With the code 0,1,3,3,2;ETAOINSHR
:
First code on row | First index on row | Number of codes | Symbols |
---|---|---|---|
0 | 0 | 0 | |
00 | 0 | 1 | E |
010 | 1 | 3 | TAO |
1010 | 4 | 3 | INS |
11010 | 7 | 2 | HR |
111000 | 9 | ... |
Decoding
The following pseudocode implements a decoder that works a bit at a time, which is suitable for a computer with small memory or one with a fast cache and slow main memory. The length table for even the biggest codes can easily fit in the L1 data cache, and the only main memory accesses are those to read the bitstream and to retrieve the symbol corresponding to each index.
- Start on row 0 of the length table, with first_code_on_row = 0, accumulator = 0.
- Fetch one bit from the bitstream, rotate it left into accumulator, and shift first_code_on_row left by 1.
- If accumulator - first_code_on_row < number_of_codes, return accumulator - first_code_on_row + first_index_on_row.
- Add number_of_codes to first_code_on_row and to first_index_on_row.
- (Optional) Subtract first_code_on_row from both accumulator and first_code_on_row.
- Go to step 2 with the next row of the length table.
Without step 5, accumulator represents the code bits that have been fetched; this may be easier to understand. With step 5, accumulator represents the fetched bits minus the first code on the row; this eliminates one variable at implementation time.

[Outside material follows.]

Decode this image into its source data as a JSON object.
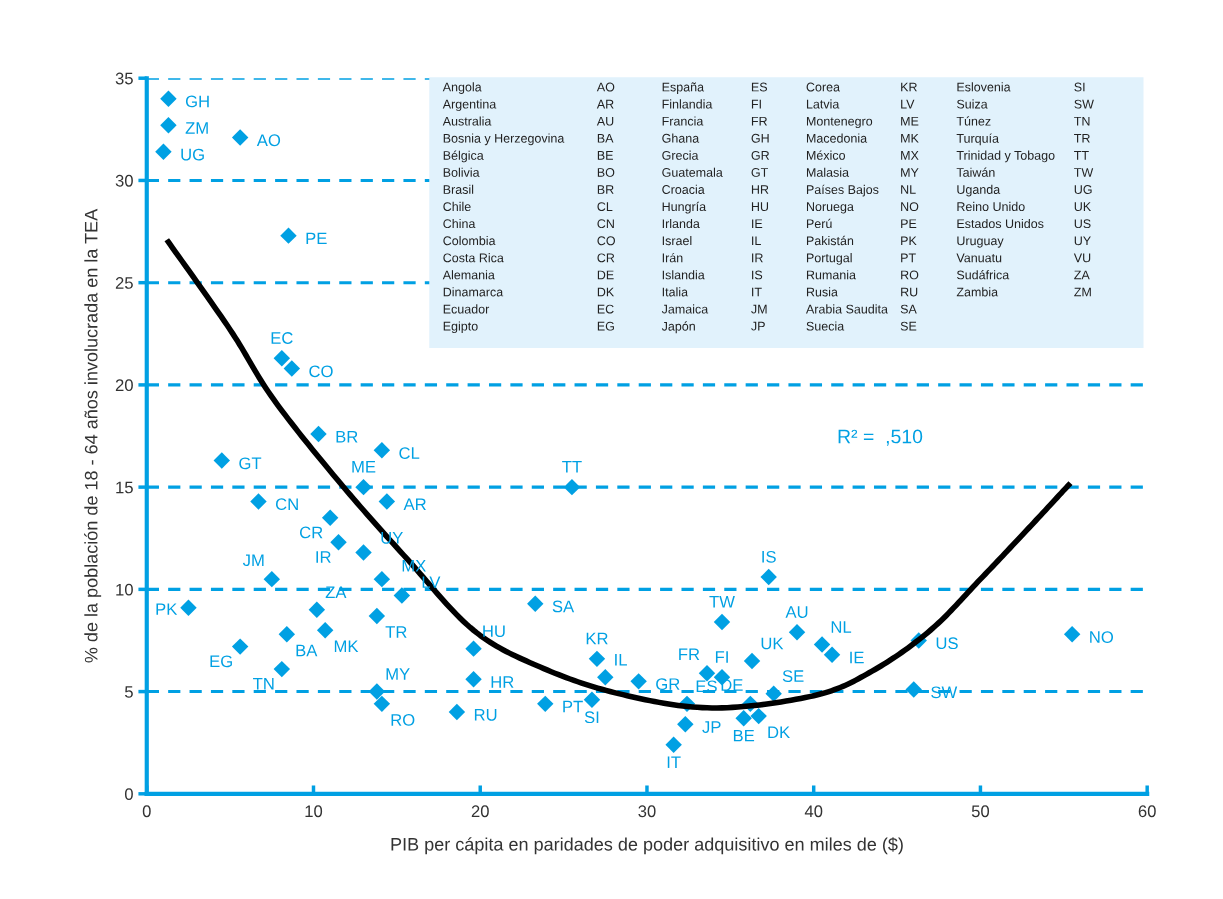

Example of decoding an S (1100) with the code 0,1,3,3,2;ETAOINSHR
:
Fetched bits | First code on row | Fetched - first | First index on row | Number of codes |
---|---|---|---|---|
1 | 0 | 1 - 0 = 1 | 0 | 0 |
11 | 00 | 3 - 0 = 3 | 0 | 1 |
110 | 010 | 6 - 2 = 4 | 1 | 3 |
1100 | 1010 | 12 - 10 = 2 | 4 | 3 |
After the fourth iteration, (fetched - first_code_on_row) < number_of_codes, so the index is (fetched - first_code_on_row + first_index_on_row) = 12 - 10 + 4 = 6, and the symbol at index 6 is S.
References
- ↑ Ian H. Witten, Alistair Moffat, and Timothy C. Bell. Managing Gigabytes. New York: Van Nostrand Reinhold, 1994. ISBN 9780442018634. pp. 33-35.